I like bashing Trump ‘policies’ as much as the next guy, but shouldn’t we wait until these corporations have actually seen how much their taxes go down before we draw conclusions about whether they are responding as intended? I think uncertainty in exactly what the impact of the tax law changes would be is probably a big factor here. Tax year 2018 final results won’t be in for a while yet.
~ William Blum
You know, I did some checking, and the Federal BLS statistics show that in Obama’s last 2 years a total of 5.0M jobs were created, while the first 2 years of the Trump presidency 4.8M jobs were created.
I have an actual number. Really. I want 20 million because then I can pull out a million a year and if you can’t have a really good life with that just hang yourself. I am, BTW, nooooowhere near that, and exceedingly unlikely to get there. I mean, I’d have to work my wife like a mule and I believe she’d resent that. But I thought I should have a point where I can go, ‘Yep, that’s enough.’ Then I give anything else away and swan around like a humanitarian.
That’s good to know.
The follow-up question would be: do you employ anyone? I’m thinking you may have an assistant, secretary, housekeeper, people along those lines.
Don’t we already know what corporations are doing with these tax cuts? Certainly they aren’t benefitting employees all that much…
Has this sort of economic move ever actually performed the way Republicans say it does? I mean, sure, there’s Kennedy, but c’mon… I was eight years old when Kennedy was elected and taxes were really high. So high that it’s entirely possible that we were on the right side of the Laffer Curve for tax cuts to result in higher productivity.
I’m asking has it worked recently? Since maybe I was half the age I am now? During my adult lifetime?
Trump’s success has been as a reality show host. He has no expertise in setting economic policy. When you hear a pitchman tell you that his potion cures baldness, cancer, and dandruff, you should probably take that with a grain of salt. Trump’s closest advisor is his son-in-law who is famous for spending about a billion dollars for a mid-town Manhattan property than it was worth. Trump could not make money running a casino!
@An Interested Party:
Not really. We know (more or less) what corporations are doing in anticipation of these tax cuts — but there hasn’t actually been a tax cycle yet where the tax cuts were in effect. They don’t actually have the money in hand yet. Given the overall unpredictability of the administration and the economy at the moment, I’m speculating that this matters.
The long-term effects of the tax cut will be the various damages from the growing deficit.

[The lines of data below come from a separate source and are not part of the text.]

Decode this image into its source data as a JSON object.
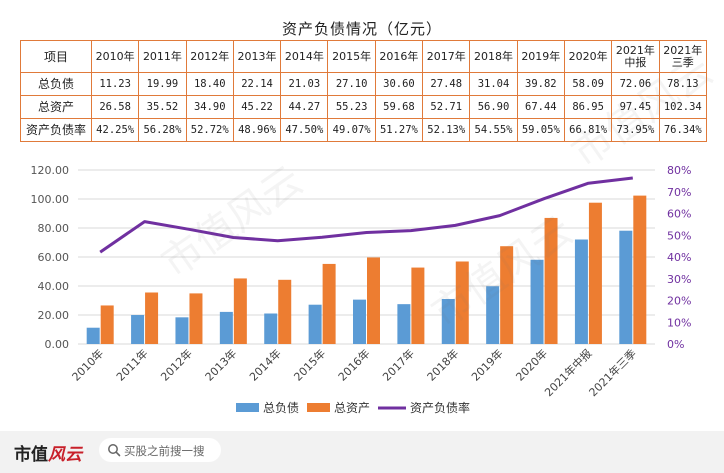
{
  "title": "资产负债情况（亿元）",
  "table": {
    "header": [
      "项目",
      "2010年",
      "2011年",
      "2012年",
      "2013年",
      "2014年",
      "2015年",
      "2016年",
      "2017年",
      "2018年",
      "2019年",
      "2020年",
      "2021年\n中报",
      "2021年\n三季"
    ],
    "rows": [
      [
        "总负债",
        "11.23",
        "19.99",
        "18.40",
        "22.14",
        "21.03",
        "27.10",
        "30.60",
        "27.48",
        "31.04",
        "39.82",
        "58.09",
        "72.06",
        "78.13"
      ],
      [
        "总资产",
        "26.58",
        "35.52",
        "34.90",
        "45.22",
        "44.27",
        "55.23",
        "59.68",
        "52.71",
        "56.90",
        "67.44",
        "86.95",
        "97.45",
        "102.34"
      ],
      [
        "资产负债率",
        "42.25%",
        "56.28%",
        "52.72%",
        "48.96%",
        "47.50%",
        "49.07%",
        "51.27%",
        "52.13%",
        "54.55%",
        "59.05%",
        "66.81%",
        "73.95%",
        "76.34%"
      ]
    ]
  },
  "chart_data": {
    "type": "bar+line",
    "categories": [
      "2010年",
      "2011年",
      "2012年",
      "2013年",
      "2014年",
      "2015年",
      "2016年",
      "2017年",
      "2018年",
      "2019年",
      "2020年",
      "2021年中报",
      "2021年三季"
    ],
    "series": [
      {
        "name": "总负债",
        "type": "bar",
        "axis": "left",
        "color": "#5b9bd5",
        "values": [
          11.23,
          19.99,
          18.4,
          22.14,
          21.03,
          27.1,
          30.6,
          27.48,
          31.04,
          39.82,
          58.09,
          72.06,
          78.13
        ]
      },
      {
        "name": "总资产",
        "type": "bar",
        "axis": "left",
        "color": "#ed7d31",
        "values": [
          26.58,
          35.52,
          34.9,
          45.22,
          44.27,
          55.23,
          59.68,
          52.71,
          56.9,
          67.44,
          86.95,
          97.45,
          102.34
        ]
      },
      {
        "name": "资产负债率",
        "type": "line",
        "axis": "right",
        "color": "#7030a0",
        "values": [
          42.25,
          56.28,
          52.72,
          48.96,
          47.5,
          49.07,
          51.27,
          52.13,
          54.55,
          59.05,
          66.81,
          73.95,
          76.34
        ]
      }
    ],
    "ylim_left": [
      0,
      120
    ],
    "yticks_left": [
      "0.00",
      "20.00",
      "40.00",
      "60.00",
      "80.00",
      "100.00",
      "120.00"
    ],
    "ylim_right": [
      0,
      80
    ],
    "yticks_right": [
      "0%",
      "10%",
      "20%",
      "30%",
      "40%",
      "50%",
      "60%",
      "70%",
      "80%"
    ],
    "legend": "bottom",
    "grid": true
  },
  "footer": {
    "logo_left": "市值",
    "logo_right": "风云",
    "search_placeholder": "买股之前搜一搜"
  },
  "watermark": "市值风云",
  "colors": {
    "table_border": "#e07a3a",
    "bar1": "#5b9bd5",
    "bar2": "#ed7d31",
    "line": "#7030a0",
    "right_axis_text": "#7030a0"
  }
}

So the short-term effects better be damn good. Judging from the stock market, it’s a resounding flop.
@Just nutha ignint cracker:
Kennedy proved that yes, supply side tax cuts can work. But only Democrats know how. (Or know how to recognize the right conditions.)
Kennedy was quite right to recognize, as you note, that high rates could reduce revenue, long before Laffer. Actually, the Econ profession knew this, and knew the magic number was around 70%, a fact that still eludes Laffer and the Republicans.
Where Kennedy erred was in believing maximum revenue should be the goal. The goal is really to reduce the number and wealth of billionaire political ratfwckers. Howard Shultz clearly has more money than is good for the country. And the Kochs, Adelson, Friess….
I retired this year, relatively young (my early 50s) for just this reason – we have enough, there’s no point to more. I think many wealthy people lose sight of the entire point of the money.
If you have accumulated enough for a few lifetimes, maybe stop doing that now and figure out other aspects of life?
Surprise surprise surprise!
I employ no one. My wife has a company she pays to handle fan mail, but otherwise, no. We have no Downton Abbey envy, we don’t want servants.
Then there’s no point to further grilling.
Yes, but that’s only part of it. I mean, people like Bill Gates kind of have done that.
Good point. I hadn’t thought from that side of the question.
I agree, but many economists would probably say that as goals go, that one is pretty subjective.